La mise à disposition gratuite d’une partie d’un hall de sports permet-elle la déduction de la TVA ?
Update 21 septembre 2025
- La Cour d’appel fiscale de Bruxelles donne son point de vue dans un arrêt du 11 septembre 2024 (2021/AF/400).
- Dans les faits, une Régie communale autonome exploite un complexe sportif et a fait l’objet d’un contrôle fiscal pour une partie de 2013.

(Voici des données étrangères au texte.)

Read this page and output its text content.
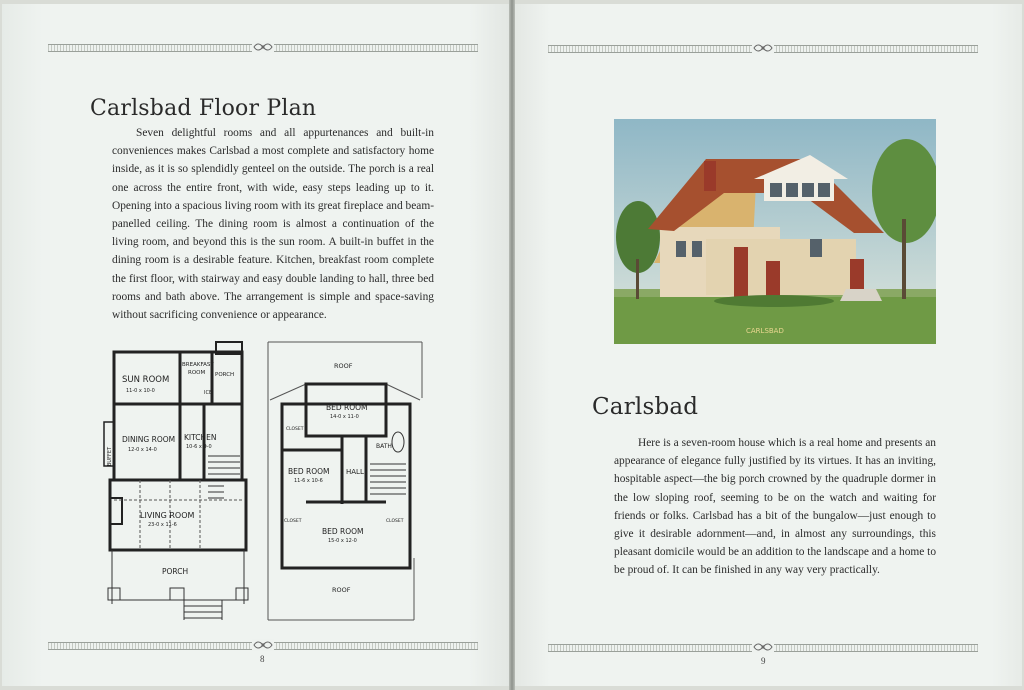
Carlsbad Floor Plan
Seven delightful rooms and all appurtenances and built-in conveniences makes Carlsbad a most complete and satisfactory home inside, as it is so splendidly genteel on the outside. The porch is a real one across the entire front, with wide, easy steps leading up to it. Opening into a spacious living room with its great fireplace and beam-panelled ceiling. The dining room is almost a continuation of the living room, and beyond this is the sun room. A built-in buffet in the dining room is a desirable feature. Kitchen, breakfast room complete the first floor, with stairway and easy double landing to hall, three bed rooms and bath above. The arrangement is simple and space-saving without sacrificing convenience or appearance.
SUN ROOM
11-0 x 10-0
BREAKFAST
ROOM PORCH
ICE
DINING ROOM
12-0 x 14-0
KITCHEN
10-6 x 9-0
BUFFET
LIVING ROOM
23-0 x 11-6
PORCH
ROOF
BED ROOM
14-0 x 11-0
CLOSET
BATH
BED ROOM
11-6 x 10-6
HALL
BED ROOM
15-0 x 12-0
CLOSET	CLOSET
ROOF
8
CARLSBAD
Carlsbad
Here is a seven-room house which is a real home and presents an appearance of elegance fully justified by its virtues. It has an inviting, hospitable aspect—the big porch crowned by the quadruple dormer in the low sloping roof, seeming to be on the watch and waiting for friends or folks. Carlsbad has a bit of the bungalow—just enough to give it desirable adornment—and, in almost any surroundings, this pleasant domicile would be an addition to the landscape and a home to be proud of. It can be finished in any way very practically.
9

- Dans les principes juridiques, une Régie Communale Autonome (RCA) est une entité juridique indépendante créée par une commune pour gérer des activités industrielles ou commerciales d’intérêt public, comme des infrastructures sportives ou des biens culturels (Arr. Rég. 18 juin 1946 repris par l’article L1231-1 du Code de la démocratie locale et de la décentralisation). La RCA, depuis la loi du 28 mars 1995, possède une personnalité juridique propre mais reste sous la maîtrise communale, et elle bénéficie d’une gestion plus dynamique et d’avantages fiscaux (notamment pour la TVA) tout en étant soumise à une tutelle régionale. Son objet est limité dans la liste fermée, dressée par l’arrêté royal du 10 avril 1995, et concerne des activités telles que la mission de gestion foncière, l’exploitation de parkings, l’exploitation d’infrastructures à vocation culturelle, sportive, touristique et de divertissement, la fourniture de services et travaux informatiques, etc.
- Dans le cas visé par l’arrêt de la Cour, la commune qui a créé la RCA possède le droit de propriété sur un immeuble à usage de complexe sportif et la commune a cédé à la RCA un droit de superficie.
- Un contrôle TVA intervient en 2015 au cours duquel un litige surgit au sujet de la déduction de la TVA sur la cession d’un droit de superficie du complexe sportif à la régie communale autonome.
- La contrôleuse soutient que 30 % du droit de superficie est utilisé gratuitement par une école, ce qui limite le droit à déduction étant donné l’absence de contrepartie.
- Egalement, étant donné qu’en octobre 2015, la RCA a cédé 73 % de son droit de superficie à une ASBL tierce, une révision de la TVA précédemment déduite serait aussi à réaliser et l’administration fiscale réclame des montants de révisions pour 185.025,49 EUR et 237.416,20 EUR ainsi que des amendes élevées.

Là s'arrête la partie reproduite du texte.